Added on by The Vinyl Exam.


Records Collecting Dust was a personal survey of record collections, and Vinylmania was a global survey of the different ways in which vinyl obsession manifests itself.  The 2012 documentary Last Shop Standing: The Rise, Fall and Rebirth of the Independent Record Shop, which could be seen to form a sort of trilogy with the other two, takes a look at the history of record stores.  It’s a UK-focused film that looks at how shops in that country weathered the changes of the recording industry.  The film is based on the 2009 book of the same name by Graham Jones, a record distributor who witnessed the changes first-hand as he visited hundreds of shops on the job.

Across a fast-paced 48-minutes, director Pip Piper primarily tells the story through the eyes of various shop owners around the country.  Famous landmark stores are featured, such as London’s Rough Trade East and Chesterfield’s recently shuttered, 105-year old Hudson’s Record and Tape Centre.  Of course, it wouldn’t be a proper vinyl documentary without at least a few notable musicians on hand to praise vinyl and the place independent records stores have in their lives.  In the case of Last Shop Standing, we get to hear from UK icons Paul Weller, Johnny Marr, Billy Bragg, and others.

While the doc has a fair dose of nostalgia and romanticism for the authenticity and superiority of vinyl, and the sense of community that a record store can provide, Last Shop Standing is more interested in the industry story.  In that way, it also makes an interesting companion to the recently released All Things Must Pass, which essentially tells the same tale but from the perspective of mega-chain Tower Records.

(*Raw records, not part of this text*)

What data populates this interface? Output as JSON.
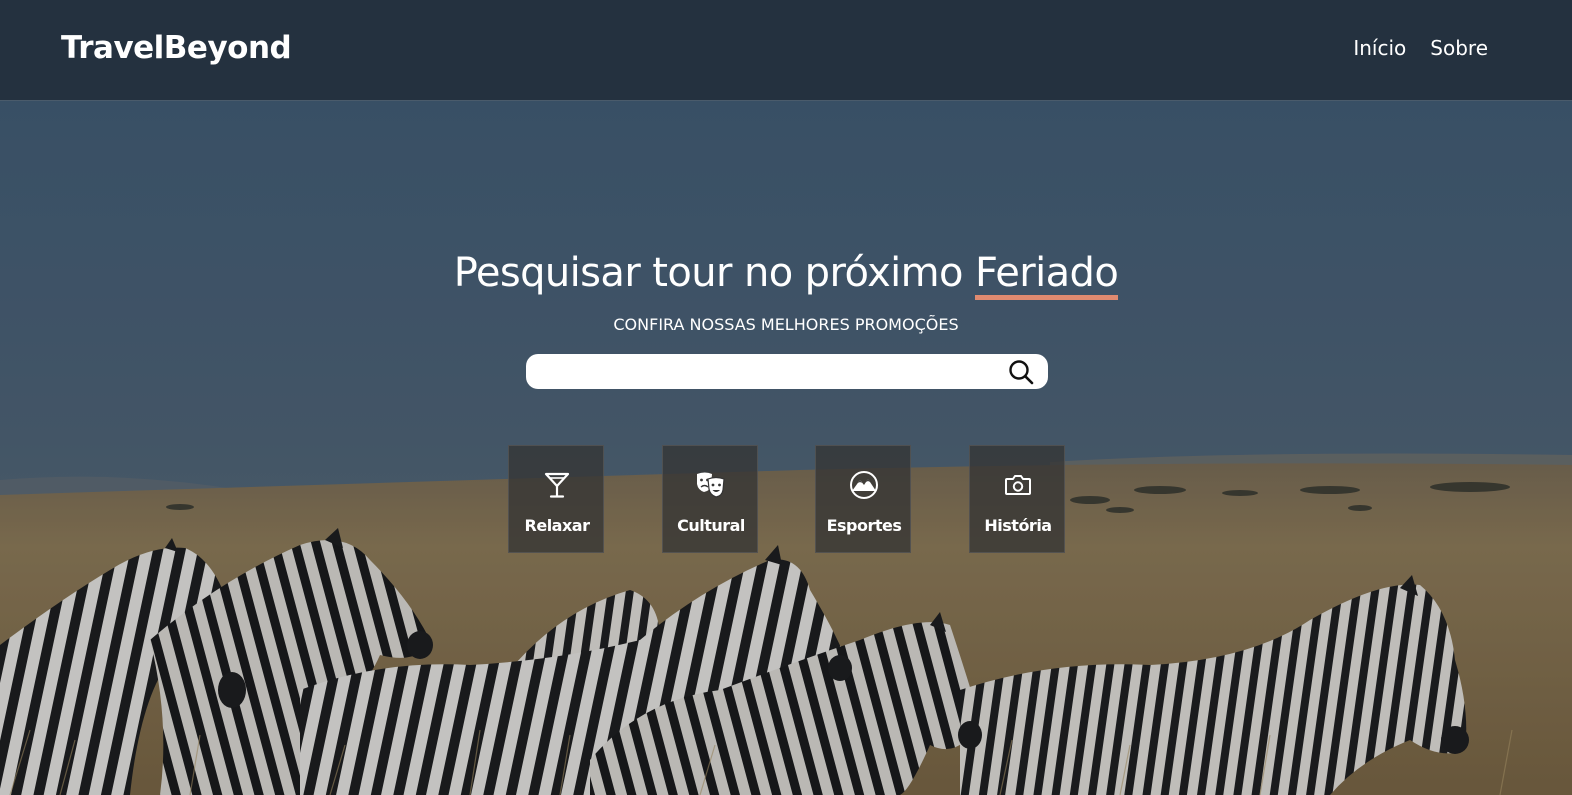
{
  "navbar": {
    "brand": "TravelBeyond",
    "links": [
      {
        "label": "Início"
      },
      {
        "label": "Sobre"
      }
    ]
  },
  "hero": {
    "title_prefix": "Pesquisar tour no próximo",
    "title_accent": "Feriado",
    "subtitle": "CONFIRA NOSSAS MELHORES PROMOÇÕES",
    "search": {
      "value": "",
      "placeholder": ""
    },
    "accent_color": "#e08a70"
  },
  "categories": [
    {
      "label": "Relaxar",
      "icon": "cocktail-glass-icon"
    },
    {
      "label": "Cultural",
      "icon": "theater-masks-icon"
    },
    {
      "label": "Esportes",
      "icon": "mountain-icon"
    },
    {
      "label": "História",
      "icon": "camera-icon"
    }
  ]
}
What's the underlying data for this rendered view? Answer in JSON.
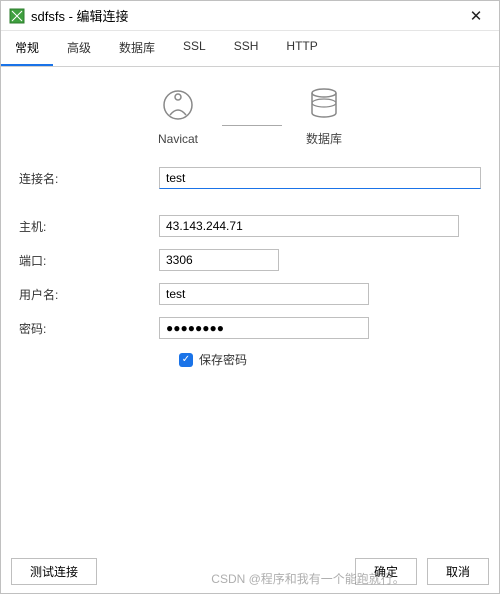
{
  "window": {
    "title": "sdfsfs - 编辑连接"
  },
  "tabs": [
    "常规",
    "高级",
    "数据库",
    "SSL",
    "SSH",
    "HTTP"
  ],
  "diagram": {
    "left_label": "Navicat",
    "right_label": "数据库"
  },
  "fields": {
    "name_label": "连接名:",
    "name_value": "test",
    "host_label": "主机:",
    "host_value": "43.143.244.71",
    "port_label": "端口:",
    "port_value": "3306",
    "user_label": "用户名:",
    "user_value": "test",
    "password_label": "密码:",
    "password_value": "●●●●●●●●",
    "save_password_label": "保存密码"
  },
  "buttons": {
    "test": "测试连接",
    "ok": "确定",
    "cancel": "取消"
  },
  "watermark": "CSDN @程序和我有一个能跑就行。"
}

The first act of the film (the "rise" of the title) covers the explosion of recorded music in the 60's and the rise of the 45, and the boom that followed throughout the 70s and 80s.  Piper and Jones also touch upon some of the less savory practices that many shops took part in, including record companies' regular practice of influencing the charts by giving away loads of free records to mom-and-pop shops to sell.  

The movie's second act - the "fall" - focuses on reasons stores ran into trouble in recent decades. For a U.S. audience, this section may be the most interesting, as some the reasons the film gives are specific to the UK: discounted CD sales in supermarkets, and a legal loophole that made online CD sales there tax-free.  Other reasons will be more familiar—the rise of downloading, escalating rents on main commercial streets, and record companies' attempt to kill off vinyl in favor of the CD for the sake of increasing profit margins and getting fans to re-purchase their collections.  

The last third of the doc covers the "rebirth” of record stores in recent years—the film especially gives big credit to Record Store Day—is somewhat tempered by the fact that shops in the UK have gone from 2,200 to 280 in number by the time the film was made.  The film ends appropriately on a simple plea to support your local record stores, and avoids sentimentality.

Last Shop Standing is currently available for purchase on the film’s website, rental from various digital providers, and streaming on Amazon Prime.